The arrow of history follows an unpredictable and volatile trajectory - Baldwin was aware of this, which is why he didn't want trophy-Presidents. Instead, he asked for real socio-political change, and he knew that such a change would not be possible until one fundamental demand was met: The American people, he said, had to accept, "for all sakes," the history of Black peoples.
The interview with Theodor Wonja Michael is part of the DW documentary "Afro.Germany," available online
German - and worldwide - experiences
Black communities have lived on German soil for almost 400 years, and for many of them, Baldwin's assertion remains tragically relevant to this day.

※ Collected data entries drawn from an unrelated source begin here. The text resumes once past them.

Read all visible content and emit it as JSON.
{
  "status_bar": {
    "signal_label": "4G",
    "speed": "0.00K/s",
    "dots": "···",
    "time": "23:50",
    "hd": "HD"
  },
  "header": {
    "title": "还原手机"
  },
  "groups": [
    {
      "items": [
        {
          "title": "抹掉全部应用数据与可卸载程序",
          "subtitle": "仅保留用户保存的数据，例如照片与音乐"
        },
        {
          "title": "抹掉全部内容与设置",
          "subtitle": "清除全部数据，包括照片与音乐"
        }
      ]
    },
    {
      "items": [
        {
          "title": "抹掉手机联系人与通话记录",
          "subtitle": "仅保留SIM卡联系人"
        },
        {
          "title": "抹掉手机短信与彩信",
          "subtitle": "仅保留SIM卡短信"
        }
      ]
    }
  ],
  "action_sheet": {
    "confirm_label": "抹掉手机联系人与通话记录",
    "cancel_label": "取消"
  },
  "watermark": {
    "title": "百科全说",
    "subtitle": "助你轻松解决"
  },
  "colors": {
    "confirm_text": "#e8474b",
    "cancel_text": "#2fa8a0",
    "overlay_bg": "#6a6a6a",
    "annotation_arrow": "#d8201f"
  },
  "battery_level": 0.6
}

The documentary "Afro.Germany"is an attempt to bring their histories to light and demonstrate the many challenges they face in asserting their equality.
Black people face challenges to be heard as individuals. It is not just the bigots and racists who try to silence them. Seemingly well-meaning people can also be culpable. As one commentator pointed out, expressions of Black experiences are often dismissed as overreactions by narcissistic liberals.
The crisis of liberalism, and the rise of right wing populism in Europe and the US, has invalidated such claims, opening the space for new discussions.
Given the anonymous filth one expects to find in online discussions, the social media conversations inspired by Michael's story were surprisingly civil and sympathetic. This is perhaps an encouraging sign that people who belong on the same side of history are realizing the importance of listening to each other.